まあ、ここまで余裕をもって楽しめる試合になったのは、やはりセフンの鮮烈先制弾に尽きる。あれが「シュート」とカウントされるのかどうかは知らないが、とにかくあれで我が軍は完全に勢いに乗り、敵は出鼻をくじかれた。
嶋本は、高校時代は「アタッカー」という印象だったのだが、清水に来てからはボランチとか汗かき役になっていた。今回は、トップ下というかシャドー的な位置で先発し、本来の得点能力が活かされたという感じである。
そんなわけで、わずか4分で2点をリードする展開になったわけだけど、リードした後、攻め急がずに、相手に全くボールを触らせることなく、何分かパス回しをした場面が素晴らしかった。

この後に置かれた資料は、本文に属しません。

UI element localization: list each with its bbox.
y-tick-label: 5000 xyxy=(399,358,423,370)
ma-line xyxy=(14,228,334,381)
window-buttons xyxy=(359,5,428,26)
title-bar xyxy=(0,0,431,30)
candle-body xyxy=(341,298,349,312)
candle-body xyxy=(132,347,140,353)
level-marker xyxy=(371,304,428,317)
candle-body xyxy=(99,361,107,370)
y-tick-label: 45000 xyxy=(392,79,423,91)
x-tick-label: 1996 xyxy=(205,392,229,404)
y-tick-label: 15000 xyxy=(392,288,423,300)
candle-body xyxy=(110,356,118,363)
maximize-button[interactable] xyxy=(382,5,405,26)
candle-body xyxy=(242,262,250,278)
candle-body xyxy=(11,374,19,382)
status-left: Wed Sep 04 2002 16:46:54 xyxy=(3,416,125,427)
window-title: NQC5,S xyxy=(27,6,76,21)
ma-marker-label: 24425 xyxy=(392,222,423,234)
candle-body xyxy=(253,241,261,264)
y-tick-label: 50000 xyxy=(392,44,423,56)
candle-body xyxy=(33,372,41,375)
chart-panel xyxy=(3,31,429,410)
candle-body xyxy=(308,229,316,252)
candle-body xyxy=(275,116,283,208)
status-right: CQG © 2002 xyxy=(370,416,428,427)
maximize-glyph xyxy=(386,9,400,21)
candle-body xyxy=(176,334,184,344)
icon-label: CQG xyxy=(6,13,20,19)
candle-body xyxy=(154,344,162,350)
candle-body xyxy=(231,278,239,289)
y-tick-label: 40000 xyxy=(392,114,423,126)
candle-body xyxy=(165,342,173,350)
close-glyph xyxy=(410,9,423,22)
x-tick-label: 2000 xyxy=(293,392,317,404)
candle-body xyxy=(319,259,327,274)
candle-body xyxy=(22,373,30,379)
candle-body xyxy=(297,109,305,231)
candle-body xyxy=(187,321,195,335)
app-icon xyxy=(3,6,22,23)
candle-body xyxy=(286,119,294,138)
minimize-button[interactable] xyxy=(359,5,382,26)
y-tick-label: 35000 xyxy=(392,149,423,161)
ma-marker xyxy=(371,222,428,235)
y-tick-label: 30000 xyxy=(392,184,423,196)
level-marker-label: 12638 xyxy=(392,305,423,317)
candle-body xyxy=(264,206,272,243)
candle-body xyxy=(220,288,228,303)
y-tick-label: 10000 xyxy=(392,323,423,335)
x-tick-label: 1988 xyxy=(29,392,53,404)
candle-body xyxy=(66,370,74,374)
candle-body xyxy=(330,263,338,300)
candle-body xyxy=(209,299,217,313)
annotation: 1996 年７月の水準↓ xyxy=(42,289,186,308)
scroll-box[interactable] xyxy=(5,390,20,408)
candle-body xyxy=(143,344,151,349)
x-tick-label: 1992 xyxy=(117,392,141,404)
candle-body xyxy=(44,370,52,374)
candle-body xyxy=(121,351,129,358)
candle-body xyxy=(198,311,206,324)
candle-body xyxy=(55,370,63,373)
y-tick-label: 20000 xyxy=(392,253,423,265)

以前の試合では、有利な試合展開でも、同じように前線にロングボールを入れ続けて行ったり来たりの展開になってしまったことがあったが、今回のように状況によってはボールを保持できるようになれば、戦い方の幅が広がるし安定もする。今後は、1点差のよりしびれる展開や、試合終盤の中でも、同じような落ち着きを出せるかが、課題だろう。
後半にダメ押しの追加点がとれれば百点満点の試合だったが、まあそこまで贅沢は言えまい。連戦で、必ずしもベスメンでない中で、ここまで楽しい試合を見せてくれたことに、感謝したい。